I have to admit, I’m one of those tough sells Mark Tungate writes about in Branded Male - Marketing to Men. I hate shopping and see it only as an evil necessity. I don’t buy trendy, and I hate the whole corporate look because I’ll never look like the models that parade around in that attire.
Women have a rougher go of it than men do because our society pushes them into constant upgrades. Men tend to roll along, stuck at whatever pinnacle they reached shortly after graduating high school. Generally, men buy clothes when they gain weight (of course, the clothes are shrinking in the dryer), ruin a favorite shirt, or run out of necessities like tee shirts, socks, and underwear due to attrition. Most men have shirts that have birthdays and anniversaries.
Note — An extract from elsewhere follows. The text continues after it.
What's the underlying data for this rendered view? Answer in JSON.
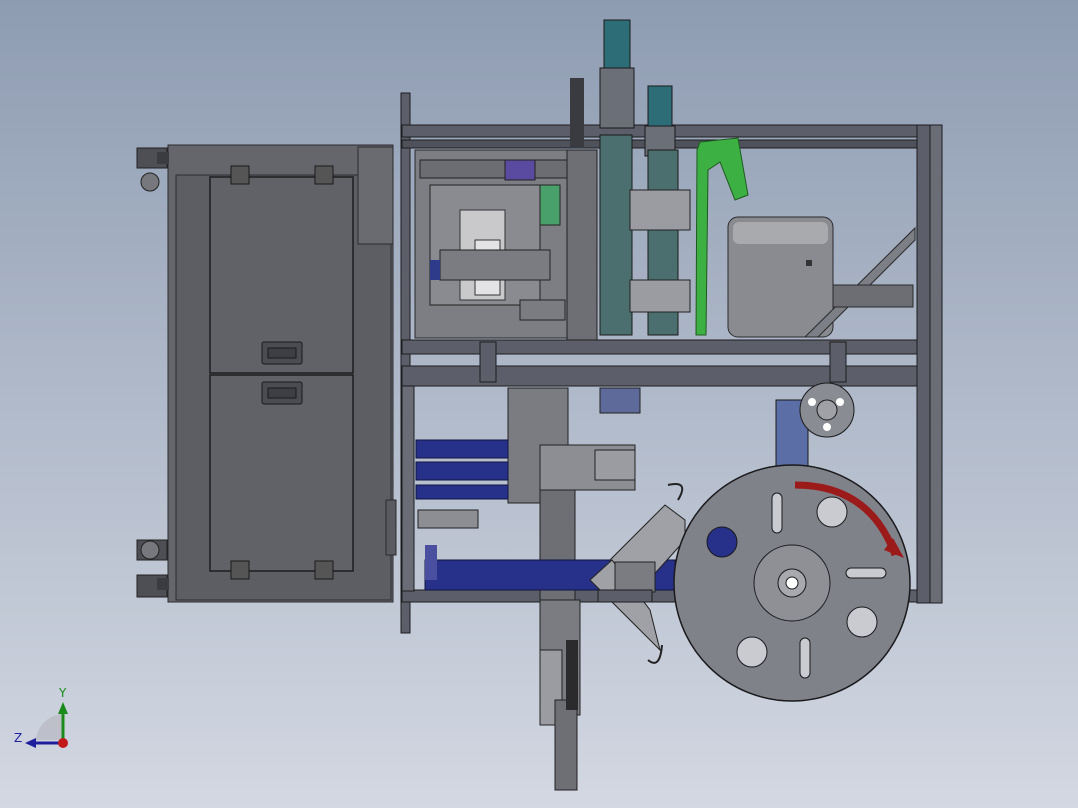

Tungate addresses all these issues in a much more elegant manner than I have here, but I think I’ve summed up his approach. While shopping for clothing or toiletries is a social experience for most women, giving them the chance to catch up on life stories as well as get a supporting vote for a new and daring purchase, most men don't gather like that. I’ve seen men gather to buy shotguns, and generally they go for a two for one to buy a his and his, bass boats, or golf equipment. Even that doesn’t require accompaniment, though. Guys just get together after the initial purchase and ogle each others’ goods.
I approached Tungate’s Branded Male - Marketing to Men with more curiosity than interest. I like to speculate on what markets are going to open up and how advertisers are going to address them, but being a self-employed novelist, I pay a lot of attention to emerging technology, consumer paradigm shifts, and marketing.
Tungate’s tour de force covers clothing, cosmetics, grooming, cars, periodicals, and books (which offered me some insights I hadn’t considered before and found very interesting), and sex. I thought most of it seemed Euro-centric to a degree, or maybe East Coast here in the United States, but it was intensely readable.